Renowned Delhi-based gynaecologist Dr M Gouri Devi argues that the draft Bill “should not accept the social stigma attached to infertility as a norm” and should ideally encourage adoption and foster parenthood.

Women’s health activists say that the proposed Bill should clearly mention the various health risks and adverse outcomes of IVF technology.

 

Experts also raise concerns on lack of regulations against excessive sperm and egg donations. Such a scenario would lead to several genetically-related children around the world. There are several media reports of sperm donors fathering over a dozen children. In 2016 the BBC published a report where a sperm donor claimed to have fathered 800 kids!

 

Some observers also fear that ART will give humans the ability to manipulate their genetic heredity. In the book, Making Babies: Birth Markets And Assisted Reproductive Technologies In India, award-winning health journalist and consultant Sandhya Srinivasan writes, “...what humans will do when they gain the ability to choose offspring genetic variants...How extreme will they go?...Will parents choose genes that create more extremes in personality? One can imagine some parents aiming for offspring minds that are perfect to become a calculating, driven, domineering, and charismatic CEO while other parents aim for cognitive attributes that make a great scientist or iconoclastic inventor or musician.”

 

The concerns of Srinivasan are not unfounded. According to a Times of India report, there is a growing trend in childless couples seeking IVF treatment to look for egg or sperm donors who have high paying jobs, belong to high caste and are educated, fair, tall and vegetarian!

 

And there is no way this trend can be prevented. There is no law which prohibits a couple to go for a ‘customised child’.

 

The Indian Council of Medical Research (ICMR) makes it mandatory for an IVF clinic to record relevant information of egg or sperm donors such as height, weight, age, educational qualification, profession, colour of the skin and eyes and family background with respect to history of any familial disorder. All the information is shared with the recipient.

 

The Way Forward

IVF: Solving Infertility for India, and the World 

The Government should intensely review the regulatory aspect of the industry for quality management of IVF centres and safety of patients.

 

Experts also suggest that Government should make it mandatory for all infertility clinics to register under National ART registry of India (NARI).

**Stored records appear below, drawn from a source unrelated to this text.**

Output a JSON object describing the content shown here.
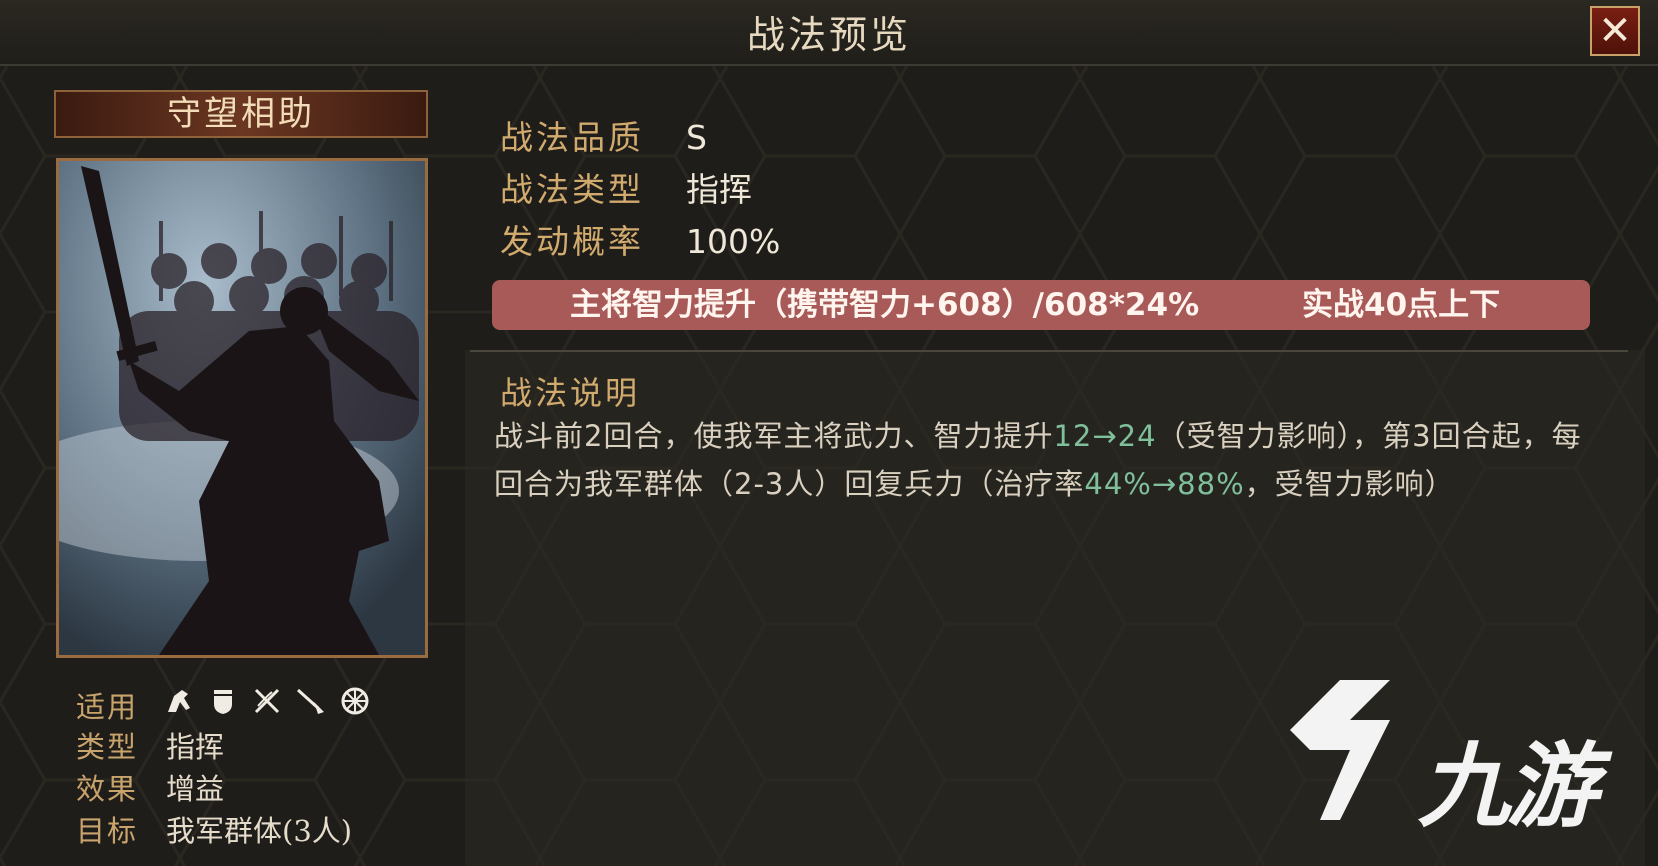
{
  "window": {
    "title": "战法预览",
    "close_label": "✕"
  },
  "skill": {
    "name": "守望相助",
    "applicable_label": "适用",
    "applicable_units": [
      "cavalry-icon",
      "shield-icon",
      "bow-icon",
      "spear-icon",
      "machine-icon"
    ],
    "meta": [
      {
        "label": "类型",
        "value": "指挥"
      },
      {
        "label": "效果",
        "value": "增益"
      },
      {
        "label": "目标",
        "value": "我军群体(3人)"
      }
    ]
  },
  "info": [
    {
      "label": "战法品质",
      "value": "S"
    },
    {
      "label": "战法类型",
      "value": "指挥"
    },
    {
      "label": "发动概率",
      "value": "100%"
    }
  ],
  "banner": {
    "part1": "主将智力提升（携带智力+608）/608*24%",
    "part2": "实战40点上下"
  },
  "description": {
    "title": "战法说明",
    "segments": [
      "战斗前",
      "2",
      "回合，使我军主将武力、智力提升",
      "12→24",
      "（受智力影响），第",
      "3",
      "回合起，每回合为我军群体（",
      "2-3",
      "人）回复兵力（治疗率",
      "44%→88%",
      "，受智力影响）"
    ]
  },
  "watermark": {
    "text": "九游"
  },
  "colors": {
    "accent_gold": "#d1aa6e",
    "banner_red": "#a85a58",
    "highlight_green": "#7fbf9c",
    "close_red": "#6b1a10"
  }
}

As per the EY report, only 30% clinics at present are registered with NARI.

 

Mandatory registrations should follow setup of minimum quality standards for centres, data and process protocols to prevent genetic profiling and sex selection, confidentiality guidelines, patient and donor consent norms, storage standards etc.

 

Technology can no doubt open doors for childless couples. However, in matters of public health it becomes imperative to set a framework protecting all stakeholders from purely commercial considerations. Such a holistic approach is key to bring in a better tomorrow.